Welche Mittel sehen Sie, um den Rechtsruck wirksam zurückzudrängen, auch mit Blick auf die Neonaziszene in Dortmund?
In der Neonaziszene in Dortmund hat wieder ein Generationenwechsel stattgefunden. Die älteren Neonazis rund um SS-Siggi und die Band Oidoxie sind entweder im Gefängnis oder bereits gestorben. Die nächste Generation rund um Michael Brück hatte – aufgrund der umfangreichen Gegenproteste quer durch die Stadtgesellschaft einerseits und der »Soko rechts« der Dortmunder Polizei andererseits – ebenfalls den Weg in die Gefängnisse angetreten und wurde politisch marginalisiert. Nach der verlorenen Wahl 2020 sind diese Neonazis überwiegend nach Chemnitz geflüchtet, so dass sie heute keine große Rolle mehr in Dortmund spielen. Die Fusion der Partei Die Rechte mit der NPD zur Partei Die Heimat war bei den Kommunalwahlen erfolglos. Daher verzichten die Neonazis bei der Kommunalwahl 2025 auf einen eigenständigen Wahlantritt zugunsten der AfD. Ihr »Kamerad« aus Dorstfelder Zeiten, Matthias Helferich, spielt ja eine prominente Rolle bei der AfD in Dortmund und gehört zum Abstoßendsten, was die Partei derzeit bundesweit zu bieten hat. Nicht umsonst strebt der Landesverband ein Ausschlussverfahren an. Im Dortmunder Kreisverband hat der Mann allerdings umfassenden Rückhalt.
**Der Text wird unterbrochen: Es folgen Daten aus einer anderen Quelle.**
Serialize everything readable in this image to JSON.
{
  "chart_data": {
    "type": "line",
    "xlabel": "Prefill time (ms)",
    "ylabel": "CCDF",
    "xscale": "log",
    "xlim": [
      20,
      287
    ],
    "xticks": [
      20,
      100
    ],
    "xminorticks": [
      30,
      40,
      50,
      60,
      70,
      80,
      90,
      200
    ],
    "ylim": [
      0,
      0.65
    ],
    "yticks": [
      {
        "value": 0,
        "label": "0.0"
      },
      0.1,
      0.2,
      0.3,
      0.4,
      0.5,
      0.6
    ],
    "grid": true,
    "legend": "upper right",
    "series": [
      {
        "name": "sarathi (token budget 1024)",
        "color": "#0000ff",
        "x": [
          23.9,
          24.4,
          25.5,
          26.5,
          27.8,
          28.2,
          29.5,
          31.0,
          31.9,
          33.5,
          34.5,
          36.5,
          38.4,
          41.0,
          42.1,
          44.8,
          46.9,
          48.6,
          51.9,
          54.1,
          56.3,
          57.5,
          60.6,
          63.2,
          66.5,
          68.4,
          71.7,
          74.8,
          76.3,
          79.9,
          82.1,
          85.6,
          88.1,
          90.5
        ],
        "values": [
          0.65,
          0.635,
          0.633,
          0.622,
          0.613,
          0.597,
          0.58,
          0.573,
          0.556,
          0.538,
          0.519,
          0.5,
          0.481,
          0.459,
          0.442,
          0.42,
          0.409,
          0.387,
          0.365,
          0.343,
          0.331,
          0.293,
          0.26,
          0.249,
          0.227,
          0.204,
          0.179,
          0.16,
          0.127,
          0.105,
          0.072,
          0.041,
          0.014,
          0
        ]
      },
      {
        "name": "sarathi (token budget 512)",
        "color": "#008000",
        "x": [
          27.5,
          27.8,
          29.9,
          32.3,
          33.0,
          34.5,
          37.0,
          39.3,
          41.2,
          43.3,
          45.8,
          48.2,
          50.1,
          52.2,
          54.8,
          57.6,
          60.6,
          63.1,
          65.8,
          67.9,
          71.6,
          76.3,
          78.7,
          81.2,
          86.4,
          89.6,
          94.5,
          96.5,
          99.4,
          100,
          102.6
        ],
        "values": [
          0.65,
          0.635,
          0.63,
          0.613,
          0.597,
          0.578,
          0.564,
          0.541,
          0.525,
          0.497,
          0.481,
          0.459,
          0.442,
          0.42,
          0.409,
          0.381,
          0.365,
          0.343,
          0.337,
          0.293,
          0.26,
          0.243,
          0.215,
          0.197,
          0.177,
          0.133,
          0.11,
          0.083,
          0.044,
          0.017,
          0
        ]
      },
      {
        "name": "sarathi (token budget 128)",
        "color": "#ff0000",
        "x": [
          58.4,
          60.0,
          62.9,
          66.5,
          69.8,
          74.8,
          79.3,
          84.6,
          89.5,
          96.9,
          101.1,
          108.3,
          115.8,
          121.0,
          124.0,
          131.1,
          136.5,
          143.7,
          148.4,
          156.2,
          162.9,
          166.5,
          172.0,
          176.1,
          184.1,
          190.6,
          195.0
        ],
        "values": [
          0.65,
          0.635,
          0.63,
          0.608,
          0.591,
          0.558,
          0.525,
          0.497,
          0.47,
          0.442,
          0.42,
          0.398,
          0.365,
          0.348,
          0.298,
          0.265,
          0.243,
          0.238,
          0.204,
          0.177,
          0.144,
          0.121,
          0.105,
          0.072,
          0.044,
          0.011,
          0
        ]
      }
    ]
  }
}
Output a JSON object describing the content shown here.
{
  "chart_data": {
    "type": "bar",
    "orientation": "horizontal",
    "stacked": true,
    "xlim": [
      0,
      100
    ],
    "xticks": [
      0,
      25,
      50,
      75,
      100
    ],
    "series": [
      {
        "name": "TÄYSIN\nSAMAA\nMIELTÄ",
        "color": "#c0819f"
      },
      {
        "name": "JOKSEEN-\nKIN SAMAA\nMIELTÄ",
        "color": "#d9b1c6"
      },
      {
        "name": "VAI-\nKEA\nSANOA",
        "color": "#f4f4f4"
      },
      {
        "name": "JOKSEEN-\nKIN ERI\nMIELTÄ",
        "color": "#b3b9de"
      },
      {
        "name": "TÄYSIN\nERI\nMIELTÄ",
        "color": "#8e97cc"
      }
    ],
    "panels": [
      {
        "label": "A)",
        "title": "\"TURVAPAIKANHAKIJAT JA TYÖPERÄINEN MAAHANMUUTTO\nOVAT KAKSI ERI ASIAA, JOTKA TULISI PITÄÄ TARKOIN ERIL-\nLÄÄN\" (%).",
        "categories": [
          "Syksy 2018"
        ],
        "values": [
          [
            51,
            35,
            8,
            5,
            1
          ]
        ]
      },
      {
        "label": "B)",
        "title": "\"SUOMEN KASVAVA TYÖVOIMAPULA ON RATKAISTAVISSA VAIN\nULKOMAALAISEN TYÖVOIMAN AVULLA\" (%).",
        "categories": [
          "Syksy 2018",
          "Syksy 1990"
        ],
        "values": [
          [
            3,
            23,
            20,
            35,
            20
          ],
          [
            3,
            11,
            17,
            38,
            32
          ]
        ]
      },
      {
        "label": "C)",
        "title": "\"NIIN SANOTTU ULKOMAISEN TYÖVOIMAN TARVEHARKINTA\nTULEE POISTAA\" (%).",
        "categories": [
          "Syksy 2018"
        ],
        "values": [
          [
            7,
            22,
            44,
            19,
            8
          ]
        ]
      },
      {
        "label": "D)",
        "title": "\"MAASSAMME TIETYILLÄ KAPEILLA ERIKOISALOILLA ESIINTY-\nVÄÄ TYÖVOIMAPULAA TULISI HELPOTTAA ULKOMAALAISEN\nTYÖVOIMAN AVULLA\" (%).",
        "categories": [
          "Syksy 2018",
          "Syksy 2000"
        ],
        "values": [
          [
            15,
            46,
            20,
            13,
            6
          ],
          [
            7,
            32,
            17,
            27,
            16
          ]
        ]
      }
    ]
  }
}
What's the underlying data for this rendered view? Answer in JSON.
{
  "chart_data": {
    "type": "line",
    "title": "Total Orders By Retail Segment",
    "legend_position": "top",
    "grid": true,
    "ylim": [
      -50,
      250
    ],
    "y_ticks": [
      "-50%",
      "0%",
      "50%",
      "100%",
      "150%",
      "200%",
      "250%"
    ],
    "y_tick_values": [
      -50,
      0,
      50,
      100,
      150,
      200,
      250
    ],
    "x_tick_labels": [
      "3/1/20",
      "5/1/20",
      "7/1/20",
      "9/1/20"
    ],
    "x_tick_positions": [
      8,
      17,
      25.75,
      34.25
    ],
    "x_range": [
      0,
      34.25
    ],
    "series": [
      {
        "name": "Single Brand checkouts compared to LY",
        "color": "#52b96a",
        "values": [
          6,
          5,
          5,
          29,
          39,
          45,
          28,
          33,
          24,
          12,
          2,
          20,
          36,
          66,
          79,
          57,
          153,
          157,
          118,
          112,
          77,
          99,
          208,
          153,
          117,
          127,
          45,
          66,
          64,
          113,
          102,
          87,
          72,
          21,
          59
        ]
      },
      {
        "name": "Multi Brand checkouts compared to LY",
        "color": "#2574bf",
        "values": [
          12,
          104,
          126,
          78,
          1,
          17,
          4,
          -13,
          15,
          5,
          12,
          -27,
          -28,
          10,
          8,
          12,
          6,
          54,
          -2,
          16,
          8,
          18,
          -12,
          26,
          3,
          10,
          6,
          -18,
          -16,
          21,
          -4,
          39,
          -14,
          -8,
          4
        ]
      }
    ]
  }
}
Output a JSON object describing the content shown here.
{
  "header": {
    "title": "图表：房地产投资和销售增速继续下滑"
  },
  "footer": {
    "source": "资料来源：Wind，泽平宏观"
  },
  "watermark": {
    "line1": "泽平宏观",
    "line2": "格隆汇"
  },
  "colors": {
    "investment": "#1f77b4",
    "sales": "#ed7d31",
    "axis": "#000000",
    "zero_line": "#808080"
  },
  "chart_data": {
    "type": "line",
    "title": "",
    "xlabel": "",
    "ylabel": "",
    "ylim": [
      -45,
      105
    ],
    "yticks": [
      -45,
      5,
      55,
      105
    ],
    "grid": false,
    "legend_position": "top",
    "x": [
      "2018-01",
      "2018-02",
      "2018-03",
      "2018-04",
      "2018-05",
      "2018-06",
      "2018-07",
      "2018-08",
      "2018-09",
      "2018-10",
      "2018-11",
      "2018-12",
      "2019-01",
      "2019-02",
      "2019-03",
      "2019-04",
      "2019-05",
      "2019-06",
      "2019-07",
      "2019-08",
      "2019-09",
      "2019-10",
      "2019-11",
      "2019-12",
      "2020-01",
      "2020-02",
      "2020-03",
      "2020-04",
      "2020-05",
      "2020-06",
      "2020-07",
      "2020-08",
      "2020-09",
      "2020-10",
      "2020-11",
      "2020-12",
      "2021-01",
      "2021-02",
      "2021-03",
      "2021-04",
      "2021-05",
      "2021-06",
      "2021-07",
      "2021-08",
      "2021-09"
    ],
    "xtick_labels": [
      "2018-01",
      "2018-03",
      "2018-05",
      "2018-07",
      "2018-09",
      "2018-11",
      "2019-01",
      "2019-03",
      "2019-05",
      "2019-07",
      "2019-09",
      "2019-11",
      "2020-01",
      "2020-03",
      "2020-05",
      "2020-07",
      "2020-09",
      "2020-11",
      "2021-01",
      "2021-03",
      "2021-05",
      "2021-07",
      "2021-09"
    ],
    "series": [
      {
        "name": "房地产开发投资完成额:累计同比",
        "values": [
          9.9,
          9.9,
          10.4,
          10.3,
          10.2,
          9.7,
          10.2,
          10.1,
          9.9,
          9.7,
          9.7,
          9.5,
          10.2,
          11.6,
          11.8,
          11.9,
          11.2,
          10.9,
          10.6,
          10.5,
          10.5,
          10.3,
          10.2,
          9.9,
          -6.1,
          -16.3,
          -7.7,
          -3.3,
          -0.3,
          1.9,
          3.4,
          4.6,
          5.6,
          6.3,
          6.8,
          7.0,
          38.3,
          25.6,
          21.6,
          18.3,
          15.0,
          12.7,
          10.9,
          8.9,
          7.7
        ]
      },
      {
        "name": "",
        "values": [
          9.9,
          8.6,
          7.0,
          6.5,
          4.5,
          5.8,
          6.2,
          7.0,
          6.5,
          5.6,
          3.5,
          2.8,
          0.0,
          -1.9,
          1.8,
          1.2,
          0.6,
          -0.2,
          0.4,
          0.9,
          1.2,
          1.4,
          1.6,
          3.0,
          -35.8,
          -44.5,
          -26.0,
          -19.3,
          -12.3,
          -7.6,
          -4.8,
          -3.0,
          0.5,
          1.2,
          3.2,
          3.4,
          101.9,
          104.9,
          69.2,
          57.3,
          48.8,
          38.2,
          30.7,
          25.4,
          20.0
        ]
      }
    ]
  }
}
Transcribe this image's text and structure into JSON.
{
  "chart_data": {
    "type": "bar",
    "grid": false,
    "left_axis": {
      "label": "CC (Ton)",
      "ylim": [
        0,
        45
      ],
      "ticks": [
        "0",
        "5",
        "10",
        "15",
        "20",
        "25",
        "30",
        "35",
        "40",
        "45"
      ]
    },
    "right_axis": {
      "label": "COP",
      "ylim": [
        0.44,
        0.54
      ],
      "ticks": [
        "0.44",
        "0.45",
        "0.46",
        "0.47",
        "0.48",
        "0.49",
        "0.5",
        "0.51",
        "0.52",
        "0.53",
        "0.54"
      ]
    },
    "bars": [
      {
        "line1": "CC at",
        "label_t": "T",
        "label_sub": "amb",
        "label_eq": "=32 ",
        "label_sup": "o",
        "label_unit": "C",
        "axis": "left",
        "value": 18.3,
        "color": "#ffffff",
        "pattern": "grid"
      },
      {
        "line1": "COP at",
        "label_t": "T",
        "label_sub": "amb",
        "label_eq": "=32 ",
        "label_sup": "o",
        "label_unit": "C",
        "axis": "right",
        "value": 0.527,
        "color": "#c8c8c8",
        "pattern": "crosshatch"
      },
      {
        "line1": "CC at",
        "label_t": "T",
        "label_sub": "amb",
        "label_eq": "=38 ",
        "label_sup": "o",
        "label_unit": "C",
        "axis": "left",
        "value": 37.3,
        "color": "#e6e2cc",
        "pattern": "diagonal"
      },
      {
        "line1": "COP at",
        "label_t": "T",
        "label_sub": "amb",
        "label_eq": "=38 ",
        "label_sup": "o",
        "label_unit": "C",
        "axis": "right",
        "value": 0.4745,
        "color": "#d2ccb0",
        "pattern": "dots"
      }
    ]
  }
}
Neu ist eine Gruppe von jugendlichen Neonazis, die wieder militant auftreten, wie beispielsweise ein Überfall mit Baseballschlägern auf die linke Szenekneipe HirschQ zeigt. Hier reagiert die Polizei nun mit einer neuen Ermittlungskommission »Jungnationale«, die einerseits Druck auf die gewaltbereite Szene aufbaut und andererseits Ausstiegsangebote macht, damit die Jugendlichen diesen Pfad schnell wieder verlassen. Auch Die Linke muss den öffentlichen Druck auf die AfD und deren schlagende Truppen aufrechterhalten. Die wirksamste Maßnahme gegen Rechtsextremismus ist es allerdings, die sozialen Verhältnisse in der Stadt wieder zu verbessern. Dortmund muss wieder eine Stadt für alle werden.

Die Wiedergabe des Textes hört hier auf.